Mais um bofetão, o terceiro. A mulher desabou.
Conseguiu levantar-se, e com o rosto em brasa, da cor de uma salada de tomates,
o nariz fino e a boca murcha a sangrar, procurava beijar o monstro:
- Quero te dar mil beijos, meu querido, minha
paixão!
Ele rosnou:
- Eu vi tudo, sua sem-vergonha!
A mulher gemia, soluçava:
- Sou tua, meu amor! Sou tua!
Quarto bofetão. Ela caiu e logo se levantou:
- Você me bate porque me ama! Bate, bate, faz
de mim o que quiser!
Quinto bofetão, que a derruba. A mulher fica de
pé, outra vez. Beija e abraça o tarado. Aliás, os dois são tarados. Ele aceita
os beijos. Em seguida foram embora juntinhos, agarradinhos, abraçados como um
casal plenamente feliz.
Voltei-me para o Luís, o dono da banca de
jornais, e que para minha surpresa nem se importou com aquilo:
- Luís, você se manteve tranquilo!
O meu amigo explicou:
- Doutor Fernando, aqui todo o dia é a mesma
coisa, todo o dia ele dá bofetões nela e no fim saem abraçados...
Muitos homens e mulheres gostam de apanhar para
castigar a si próprios. Autopunição. E muitos agressores, a fim de não
agredirem a si mesmos, espancam as pessoas. Trata-se de outra forma de
autopunição.
Descrevi episódios vistos por mim, mas a
verdade deve ser mostrada: a mulher é mais vítima das agressões masculinas do
que o homem é das agressões femininas.

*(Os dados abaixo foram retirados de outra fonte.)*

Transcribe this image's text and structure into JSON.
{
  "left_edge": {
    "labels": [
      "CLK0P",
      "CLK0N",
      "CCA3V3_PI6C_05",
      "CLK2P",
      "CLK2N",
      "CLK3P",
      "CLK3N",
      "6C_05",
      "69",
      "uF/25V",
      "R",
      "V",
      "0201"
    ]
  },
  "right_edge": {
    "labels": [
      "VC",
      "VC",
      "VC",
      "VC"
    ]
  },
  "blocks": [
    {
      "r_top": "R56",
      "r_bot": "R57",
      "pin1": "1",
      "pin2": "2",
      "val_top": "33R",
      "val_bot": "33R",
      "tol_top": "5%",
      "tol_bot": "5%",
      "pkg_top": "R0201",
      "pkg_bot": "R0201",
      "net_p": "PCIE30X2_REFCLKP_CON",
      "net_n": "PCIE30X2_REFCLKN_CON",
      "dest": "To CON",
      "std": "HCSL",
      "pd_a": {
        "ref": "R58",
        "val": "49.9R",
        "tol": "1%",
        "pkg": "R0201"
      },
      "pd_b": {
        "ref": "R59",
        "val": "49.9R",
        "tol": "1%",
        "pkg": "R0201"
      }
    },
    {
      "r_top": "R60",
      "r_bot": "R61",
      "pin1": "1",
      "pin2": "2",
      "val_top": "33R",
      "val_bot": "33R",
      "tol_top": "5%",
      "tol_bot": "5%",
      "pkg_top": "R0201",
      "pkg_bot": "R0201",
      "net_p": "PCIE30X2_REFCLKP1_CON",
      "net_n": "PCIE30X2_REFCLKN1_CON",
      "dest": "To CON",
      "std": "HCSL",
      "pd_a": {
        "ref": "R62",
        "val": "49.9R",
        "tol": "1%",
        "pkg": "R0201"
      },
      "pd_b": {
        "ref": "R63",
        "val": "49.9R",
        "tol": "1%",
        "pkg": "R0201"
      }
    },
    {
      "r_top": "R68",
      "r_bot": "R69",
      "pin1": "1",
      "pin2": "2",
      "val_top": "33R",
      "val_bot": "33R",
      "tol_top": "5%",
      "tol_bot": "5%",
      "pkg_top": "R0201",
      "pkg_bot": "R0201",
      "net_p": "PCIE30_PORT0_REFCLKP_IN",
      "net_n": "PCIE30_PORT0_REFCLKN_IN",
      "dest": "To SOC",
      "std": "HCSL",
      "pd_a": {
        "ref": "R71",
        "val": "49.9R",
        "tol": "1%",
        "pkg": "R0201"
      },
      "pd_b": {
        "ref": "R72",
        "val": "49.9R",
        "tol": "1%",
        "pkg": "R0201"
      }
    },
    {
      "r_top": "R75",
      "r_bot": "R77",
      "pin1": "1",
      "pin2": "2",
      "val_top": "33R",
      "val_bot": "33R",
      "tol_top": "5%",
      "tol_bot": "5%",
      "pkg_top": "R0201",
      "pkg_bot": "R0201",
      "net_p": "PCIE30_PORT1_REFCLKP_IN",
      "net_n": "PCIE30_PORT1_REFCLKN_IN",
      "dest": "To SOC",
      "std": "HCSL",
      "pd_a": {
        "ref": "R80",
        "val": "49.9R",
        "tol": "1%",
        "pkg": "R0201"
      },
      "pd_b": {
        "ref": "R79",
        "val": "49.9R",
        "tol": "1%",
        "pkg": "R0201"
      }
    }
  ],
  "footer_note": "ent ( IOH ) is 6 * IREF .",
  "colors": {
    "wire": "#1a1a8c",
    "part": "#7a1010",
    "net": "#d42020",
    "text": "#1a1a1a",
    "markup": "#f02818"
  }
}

O homem é quase sempre o mais violento,
o mais covarde. Comparativamente, são poucos os homens agredidos por mulheres.
Viva pois a Lei 11.340, a chamada Lei Maria da Penha, protetora das mulheres
vitimadas pela selvageria masculina. A constitucionalidade dessa excelente lei
está sendo questionada no Supremo Tribunal Federal pelos machistas
empedernidos, desejosos de substituí-la por um projeto de lei que reforma o
Código de Processo Penal. Em suma, querem liquidar a Lei Maria da Penha.
Mulheres do Brasil, não aceitem isto, reajam,
defendam esta lei justa, correta e necessária!